I have been interested in electronic books since the Bookman came out when I was a kid. The idea of carrying around a library in my pocket is incredibly exciting. I’ve been most interested in ebooks for their size and mobility. I never ended up getting a Bookman due to cost, and availability of books (for the most part the only books I knew you could get were various versions of the Bible and dictionaries).
For a long time, I forgot about ereaders completely. I got wrapped up in school, and did a lot less reading for pleasure. As school-related reading began to subside, and as e-ink technology became more viable, my interest in ereaders flickered to life again.
While I was interested in e-ink ereaders, I had (and have) an unfounded skepticism with regard to Amazon’s Kindle. I think part of it has to do with it feeling like such a closed platform, but otherwise, I’m not sure. When I began looking at alternatives, I mostly came up with non-US products such as the iRiver Story (which did become available in the US early this year).
My roommate at the time, Jason, got a Sony reader. He likes it because it has expandable memory, can read many different formats, and is relatively affordable. His reader does not have 3G or wi-fi access, so he has to use his computer any time he wants to put new books on his reader. For myself, I eventually settled on the Nook. To me, it seemed like a good compromise between openness, and easy access to a large bookstore. So far, I have been very pleased with my Nook.

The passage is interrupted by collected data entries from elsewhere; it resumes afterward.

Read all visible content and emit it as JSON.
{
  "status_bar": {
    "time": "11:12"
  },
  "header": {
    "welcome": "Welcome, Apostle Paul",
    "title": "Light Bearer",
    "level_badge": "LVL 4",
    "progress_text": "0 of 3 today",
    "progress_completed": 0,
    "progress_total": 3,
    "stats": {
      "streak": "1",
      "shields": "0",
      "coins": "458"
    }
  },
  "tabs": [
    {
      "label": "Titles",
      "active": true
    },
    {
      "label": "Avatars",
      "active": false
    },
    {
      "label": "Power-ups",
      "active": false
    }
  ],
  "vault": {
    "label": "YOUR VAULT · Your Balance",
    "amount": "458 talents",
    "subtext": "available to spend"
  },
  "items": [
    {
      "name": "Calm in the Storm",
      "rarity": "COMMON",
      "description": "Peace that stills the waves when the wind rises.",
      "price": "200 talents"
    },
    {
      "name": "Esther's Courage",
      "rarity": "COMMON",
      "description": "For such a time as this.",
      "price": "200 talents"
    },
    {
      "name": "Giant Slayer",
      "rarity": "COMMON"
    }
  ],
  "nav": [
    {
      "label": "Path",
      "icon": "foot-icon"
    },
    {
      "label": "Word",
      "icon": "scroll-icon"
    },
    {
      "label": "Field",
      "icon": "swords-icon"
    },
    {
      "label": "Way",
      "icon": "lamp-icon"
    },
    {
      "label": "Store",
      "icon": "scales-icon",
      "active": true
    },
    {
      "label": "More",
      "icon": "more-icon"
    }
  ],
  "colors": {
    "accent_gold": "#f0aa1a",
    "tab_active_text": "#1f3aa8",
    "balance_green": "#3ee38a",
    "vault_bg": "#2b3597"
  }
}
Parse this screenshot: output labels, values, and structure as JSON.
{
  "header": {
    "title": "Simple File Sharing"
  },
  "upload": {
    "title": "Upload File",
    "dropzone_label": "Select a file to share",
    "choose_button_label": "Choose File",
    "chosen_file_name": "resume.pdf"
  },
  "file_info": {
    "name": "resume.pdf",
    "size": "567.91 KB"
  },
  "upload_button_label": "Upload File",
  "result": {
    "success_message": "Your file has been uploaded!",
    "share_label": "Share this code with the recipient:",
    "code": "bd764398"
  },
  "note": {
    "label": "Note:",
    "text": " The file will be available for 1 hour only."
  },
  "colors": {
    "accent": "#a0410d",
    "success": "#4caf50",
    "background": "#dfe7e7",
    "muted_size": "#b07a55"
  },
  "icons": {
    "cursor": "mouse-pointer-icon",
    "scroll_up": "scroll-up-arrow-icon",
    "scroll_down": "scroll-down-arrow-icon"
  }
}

Since I’ve gotten a Nook, I’ve struggled a lot more with whether to read print books or ebooks. I still sometimes run into the problem I had with the Bookman where books I want just aren’t available as ebooks (especially if I want a book as soon as it’s released). Because I’ve always preferred paperback books to hardcover, finding a paperback version of the book I want (new or used) is often cheaper than buying the ebook version (I know publishers have been complaining about ebooks being under-priced, but they must only be considering hardcover prices because I can find many new paperback novels for $6-8 msrp, so a $9.99 ebook is definitely more expensive).
Looking at the differences in how they can be ultilized as resources, on readers vs. on a computer, and between genres, Stephen at Stephen’s Lighthouse examines the difference between (print) books and ebooks in a different light. I thought some of you guys might be interested in reading what he has to say, especially in reference to nonfiction and textbooks. With every type of e-resource jumbled into one big category in many of today’s media stories, it’s nice to see a demarcation and examination of the growing world of electronic works.